Helen Suzman disputed O’Malley’s characterization of political liberalism as a failure, given how the Progressives had achieved the status of official opposition within Parliament at one stage and that the party was largely responsible for the acceptance of the notions of a bill of rights, universal suffrage, and freedom of expression (Kane-Berman 1994, 41).

In a June 1995 speech in Parliament, the Democratic parliamentarian Tony Leon said that there was “clear blue water” separating the National and Democratic parties, not simply because the parties had long disagreed about key policy issues, but because they had fundamentally different political philosophies. For the Nationalists after the end of Apartheid, their core philosophy was built around the notion of power-sharing. The Democrats, on the other hand, placed “the liberty of the individual as the highest priority of public policy” (Leon 1998, 34). A year later, Leon became the leader of the Democratic Party, “introducing a more aggressive approach to opposition politics.” The DP became the official opposition again in 1999, reclaiming the position they lost in 1987 as a result of this new approach and the NP’s growing irrelevance (Brand South Africa 2014). Helen Suzman wrote that Leon stood squarely in the South African liberal tradition, having “a staunch commitment to civil rights and to the rule of law, and a total opposition to racial discrimination” (Suzman 1998, ix).

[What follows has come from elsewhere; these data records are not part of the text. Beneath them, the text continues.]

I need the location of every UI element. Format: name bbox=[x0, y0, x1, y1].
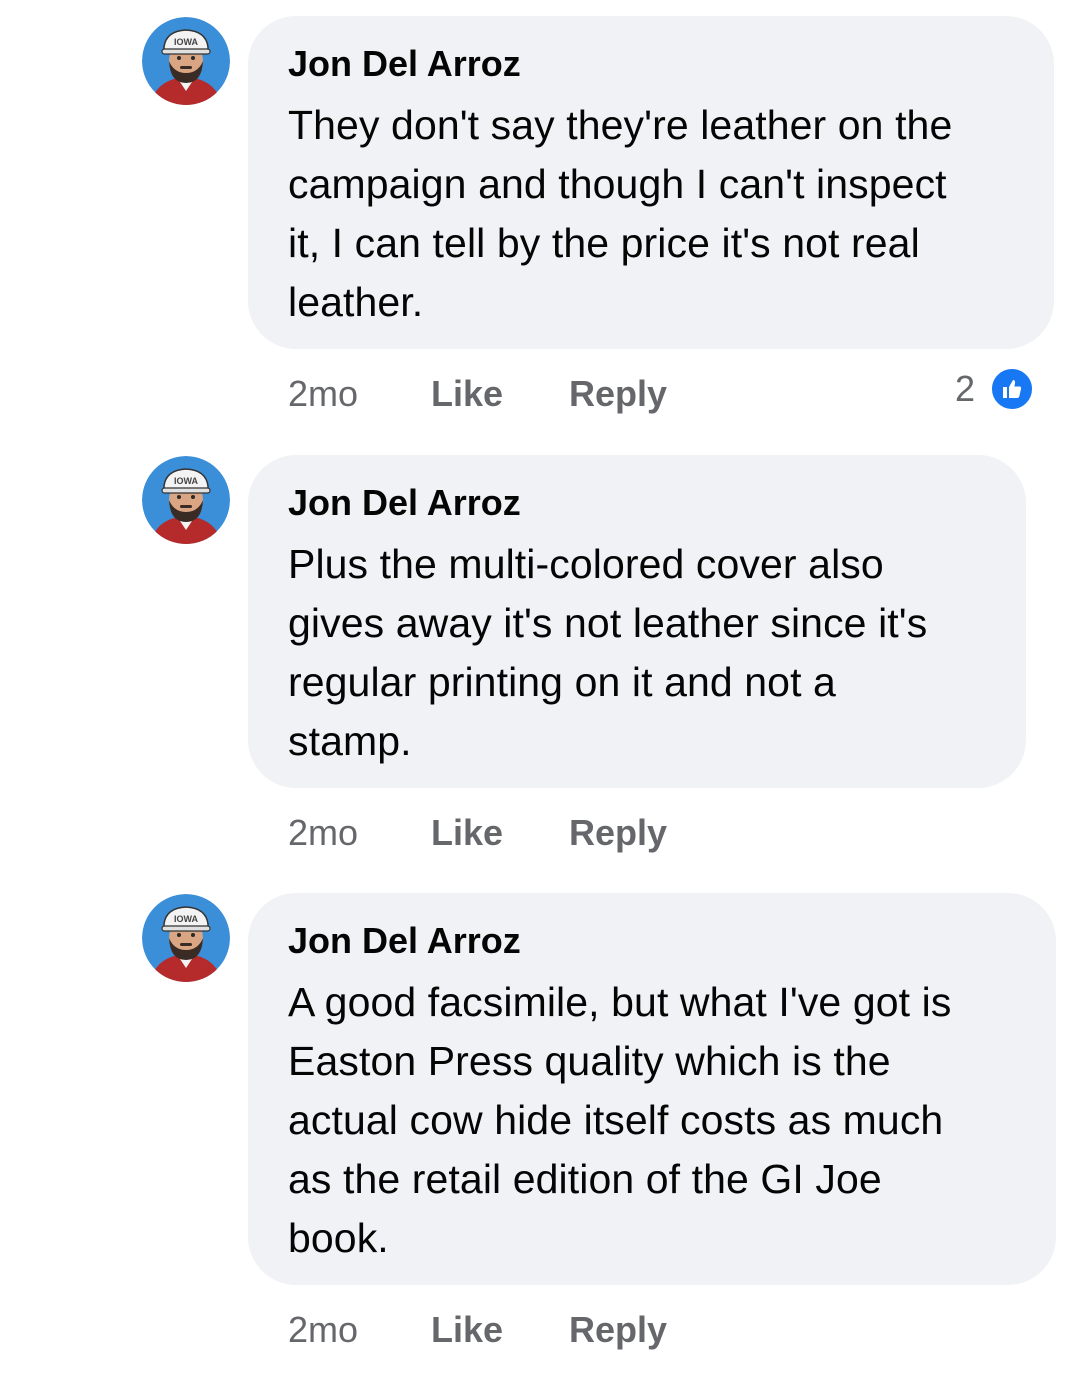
comment-text-line: Easton Press quality which is the bbox=[288, 1038, 891, 1084]
comment-text-line: A good facsimile, but what I've got is bbox=[288, 979, 952, 1025]
avatar[interactable]: IOWA bbox=[142, 456, 230, 544]
comment-bubble[interactable]: Jon Del Arroz They don't say they're lea… bbox=[248, 16, 1054, 349]
avatar-hat-text: IOWA bbox=[174, 476, 198, 486]
comment-author[interactable]: Jon Del Arroz bbox=[288, 44, 1014, 84]
like-button[interactable]: Like bbox=[431, 812, 569, 854]
comment-actions: 2mo Like Reply bbox=[288, 808, 667, 858]
reply-button[interactable]: Reply bbox=[569, 1309, 667, 1351]
avatar-hat-text: IOWA bbox=[174, 914, 198, 924]
comment-text-line: it, I can tell by the price it's not rea… bbox=[288, 220, 920, 266]
comment-author[interactable]: Jon Del Arroz bbox=[288, 483, 986, 523]
comment-text: A good facsimile, but what I've got is E… bbox=[288, 973, 1016, 1268]
reaction-summary[interactable]: 2 bbox=[955, 364, 1035, 414]
comment-text-line: book. bbox=[288, 1215, 389, 1261]
comment-text-line: regular printing on it and not a bbox=[288, 659, 836, 705]
comment-text-line: gives away it's not leather since it's bbox=[288, 600, 928, 646]
reply-button[interactable]: Reply bbox=[569, 812, 667, 854]
avatar-image: IOWA bbox=[142, 17, 230, 105]
comment-text: Plus the multi-colored cover also gives … bbox=[288, 535, 986, 771]
comment-author[interactable]: Jon Del Arroz bbox=[288, 921, 1016, 961]
comment-bubble[interactable]: Jon Del Arroz Plus the multi-colored cov… bbox=[248, 455, 1026, 788]
comment-timestamp[interactable]: 2mo bbox=[288, 1309, 431, 1351]
thumbs-up-icon bbox=[989, 366, 1035, 412]
avatar[interactable]: IOWA bbox=[142, 17, 230, 105]
comment-timestamp[interactable]: 2mo bbox=[288, 812, 431, 854]
comment-bubble[interactable]: Jon Del Arroz A good facsimile, but what… bbox=[248, 893, 1056, 1285]
comment-text-line: stamp. bbox=[288, 718, 412, 764]
comment-text-line: as the retail edition of the GI Joe bbox=[288, 1156, 882, 1202]
like-button[interactable]: Like bbox=[431, 373, 569, 415]
like-button[interactable]: Like bbox=[431, 1309, 569, 1351]
comment-text-line: Plus the multi-colored cover also bbox=[288, 541, 884, 587]
avatar[interactable]: IOWA bbox=[142, 894, 230, 982]
comment-text-line: campaign and though I can't inspect bbox=[288, 161, 947, 207]
comment-text-line: They don't say they're leather on the bbox=[288, 102, 953, 148]
reaction-count: 2 bbox=[954, 368, 975, 409]
comment-text: They don't say they're leather on the ca… bbox=[288, 96, 1014, 332]
comment-actions: 2mo Like Reply bbox=[288, 1305, 667, 1355]
comment-actions: 2mo Like Reply bbox=[288, 369, 667, 419]
comment-text-line: leather. bbox=[288, 279, 424, 325]
comment-text-line: actual cow hide itself costs as much bbox=[288, 1097, 944, 1143]
avatar-image: IOWA bbox=[142, 456, 230, 544]
reply-button[interactable]: Reply bbox=[569, 373, 667, 415]
comment-timestamp[interactable]: 2mo bbox=[288, 373, 431, 415]
avatar-image: IOWA bbox=[142, 894, 230, 982]
avatar-hat-text: IOWA bbox=[174, 37, 198, 47]
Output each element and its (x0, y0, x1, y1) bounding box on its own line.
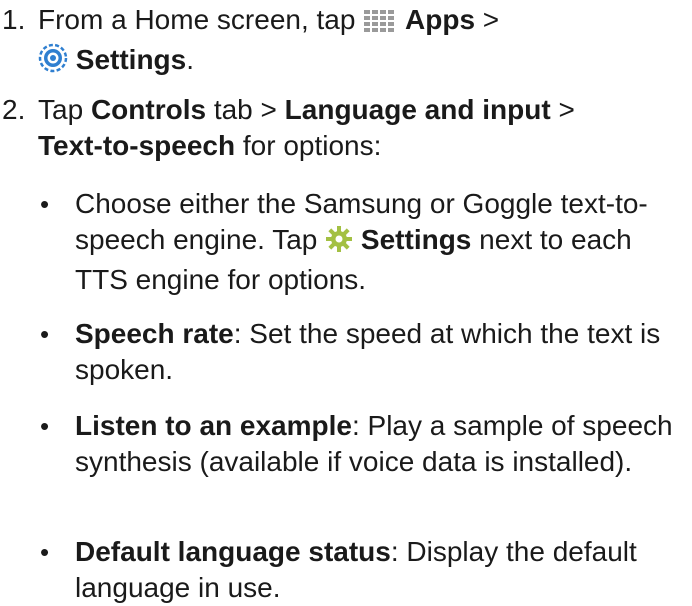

The Democratic Party’s support grew quickly among white South Africans (Kenny 2019). The National Party now all but disintegrated as its historical purpose—Apartheid—was gone. The Democratic Party, under the leadership of Leon, was aggressively liberal and rejected the ANC’s new affirmative action policies on that basis. Former white Nationalist supporters now largely became Democratic Party supporters. In 2000, the “New” National Party (NNP), the Federal Alliance (FA), and the Democratic Party merged to form the Democratic Alliance. The NNP and FA later “left” the merger, but many of their members remained, and the new DA name was kept. The NNP merged with the ANC in 2005.